I had to make nice with Prakash Karat and Mamata Banerjee. Do you know how hard that is? Prakash Karat has the charisma of a stale box of muesli. The only time I saw him smiling was when Sitaram Yechury slipped on a rug inside my office. And have you ever tried talking with Ms Banerjee? One time during a meeting in which we were supposed to discuss a pre-poll alliance, she started naming each and every individual who had ever wronged her along with a detailed explanation about why each of them was a Maoist. That’s four hours of my life that I’ll never get back.

And then there were my “talks” with Rahul. I had to develop a working relationship with him. Sonia I could relate to, but Rahul? It was torture. You don’t know what hell is until you’ve sat through a two hour TED-talk about disrupting India’s political paradigm. By the time it ended, I was so numb that I had to scald my hand with a hot cup of tea just to be able to feel something. My only take-away from that presentation was to make a note to never take seriously the opinion of anyone who uses the words disrupt, synergy, and the phrase Maslow’s Hierarchy of Needs in the same long sentence.

So yes, I did what I had to do to stay in power. I had to make deals with my coalition partners and deliver on their demands.
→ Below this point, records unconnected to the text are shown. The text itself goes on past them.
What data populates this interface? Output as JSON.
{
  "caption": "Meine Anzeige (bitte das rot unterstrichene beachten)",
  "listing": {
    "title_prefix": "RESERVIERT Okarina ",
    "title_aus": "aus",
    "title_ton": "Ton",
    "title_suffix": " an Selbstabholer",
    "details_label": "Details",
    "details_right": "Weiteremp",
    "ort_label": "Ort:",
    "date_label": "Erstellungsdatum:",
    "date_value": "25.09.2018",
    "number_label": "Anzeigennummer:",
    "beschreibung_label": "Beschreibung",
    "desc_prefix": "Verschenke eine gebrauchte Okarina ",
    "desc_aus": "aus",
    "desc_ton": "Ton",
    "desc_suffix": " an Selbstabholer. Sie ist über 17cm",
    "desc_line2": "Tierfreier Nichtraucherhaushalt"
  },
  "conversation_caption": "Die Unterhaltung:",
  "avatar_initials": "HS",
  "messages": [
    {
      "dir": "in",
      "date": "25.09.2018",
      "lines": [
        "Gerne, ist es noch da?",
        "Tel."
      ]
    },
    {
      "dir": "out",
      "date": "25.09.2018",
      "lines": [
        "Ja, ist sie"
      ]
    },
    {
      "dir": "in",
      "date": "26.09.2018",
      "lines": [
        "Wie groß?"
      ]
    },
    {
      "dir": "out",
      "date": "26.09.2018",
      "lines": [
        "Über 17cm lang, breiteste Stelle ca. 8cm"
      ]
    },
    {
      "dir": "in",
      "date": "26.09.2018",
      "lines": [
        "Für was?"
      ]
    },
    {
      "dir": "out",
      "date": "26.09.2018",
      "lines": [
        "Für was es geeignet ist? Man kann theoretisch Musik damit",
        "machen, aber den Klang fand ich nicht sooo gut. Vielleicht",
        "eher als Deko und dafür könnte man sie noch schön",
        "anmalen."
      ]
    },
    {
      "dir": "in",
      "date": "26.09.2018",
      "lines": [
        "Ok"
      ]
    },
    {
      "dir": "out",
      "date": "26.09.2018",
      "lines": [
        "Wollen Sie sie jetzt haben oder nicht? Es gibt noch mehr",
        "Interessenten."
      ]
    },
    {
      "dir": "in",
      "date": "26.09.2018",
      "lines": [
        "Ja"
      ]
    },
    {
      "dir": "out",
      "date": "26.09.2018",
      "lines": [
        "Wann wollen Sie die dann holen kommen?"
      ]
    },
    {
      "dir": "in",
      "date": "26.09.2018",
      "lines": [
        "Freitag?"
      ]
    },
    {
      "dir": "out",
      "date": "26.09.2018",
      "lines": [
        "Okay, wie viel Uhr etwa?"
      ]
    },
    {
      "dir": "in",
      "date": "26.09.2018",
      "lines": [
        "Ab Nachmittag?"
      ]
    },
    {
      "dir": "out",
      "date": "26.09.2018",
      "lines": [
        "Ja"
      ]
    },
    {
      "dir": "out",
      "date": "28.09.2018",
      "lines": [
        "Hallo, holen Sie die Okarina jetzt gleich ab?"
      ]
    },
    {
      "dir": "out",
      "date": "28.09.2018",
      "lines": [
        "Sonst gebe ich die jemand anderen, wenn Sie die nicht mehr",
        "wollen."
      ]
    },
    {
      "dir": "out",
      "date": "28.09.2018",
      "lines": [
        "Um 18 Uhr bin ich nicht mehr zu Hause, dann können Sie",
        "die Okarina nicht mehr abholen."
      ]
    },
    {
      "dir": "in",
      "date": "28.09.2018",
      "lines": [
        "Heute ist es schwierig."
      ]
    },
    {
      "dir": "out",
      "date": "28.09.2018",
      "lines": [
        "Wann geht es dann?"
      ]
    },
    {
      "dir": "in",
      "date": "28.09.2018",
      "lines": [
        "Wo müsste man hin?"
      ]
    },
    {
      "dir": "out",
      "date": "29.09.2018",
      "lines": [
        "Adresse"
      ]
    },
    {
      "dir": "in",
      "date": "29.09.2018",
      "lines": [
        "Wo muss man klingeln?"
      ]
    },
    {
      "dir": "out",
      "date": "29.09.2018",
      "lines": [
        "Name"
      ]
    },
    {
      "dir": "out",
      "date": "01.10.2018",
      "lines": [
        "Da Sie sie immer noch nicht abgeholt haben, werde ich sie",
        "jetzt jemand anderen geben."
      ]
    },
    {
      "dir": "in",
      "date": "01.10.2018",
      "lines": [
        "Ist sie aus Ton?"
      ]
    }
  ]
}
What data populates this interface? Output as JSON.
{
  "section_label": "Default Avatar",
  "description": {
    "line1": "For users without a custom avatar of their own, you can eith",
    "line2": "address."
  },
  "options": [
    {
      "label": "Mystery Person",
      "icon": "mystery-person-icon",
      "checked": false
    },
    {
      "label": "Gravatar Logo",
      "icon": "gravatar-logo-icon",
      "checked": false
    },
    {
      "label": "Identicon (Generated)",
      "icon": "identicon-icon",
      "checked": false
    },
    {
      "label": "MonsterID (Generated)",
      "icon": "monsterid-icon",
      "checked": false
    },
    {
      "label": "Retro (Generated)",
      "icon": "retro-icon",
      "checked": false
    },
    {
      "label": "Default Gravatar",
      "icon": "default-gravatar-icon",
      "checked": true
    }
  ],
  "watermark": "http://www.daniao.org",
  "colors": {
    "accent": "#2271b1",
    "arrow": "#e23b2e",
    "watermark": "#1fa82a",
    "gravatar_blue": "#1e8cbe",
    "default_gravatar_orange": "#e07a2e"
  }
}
I looked the other way when their representatives were committing harakiri. Would there be things I would do differently if I could go back? Of course! To quote my dear friend George W Bush, mistakes were made. However, I got to put my mark on this great country. I got to improve some lives for the better. Secure a future for millions of people. And I wouldn’t change that for the world.

The decision to accept the prime minister’s post was mine. The decision to stay on was mine. The decision to bear all that humiliation sent my way and still run the country with what I thought was a steady hand was mine. No one talked me into it.

Many people ask me, why don’t I write my tell-all memoir. There is a good reason for it. I have enjoyed some of the important positions of power in this country. Except one. And I want to add that to my resume too.

And when I do, they will call me The Accidental President.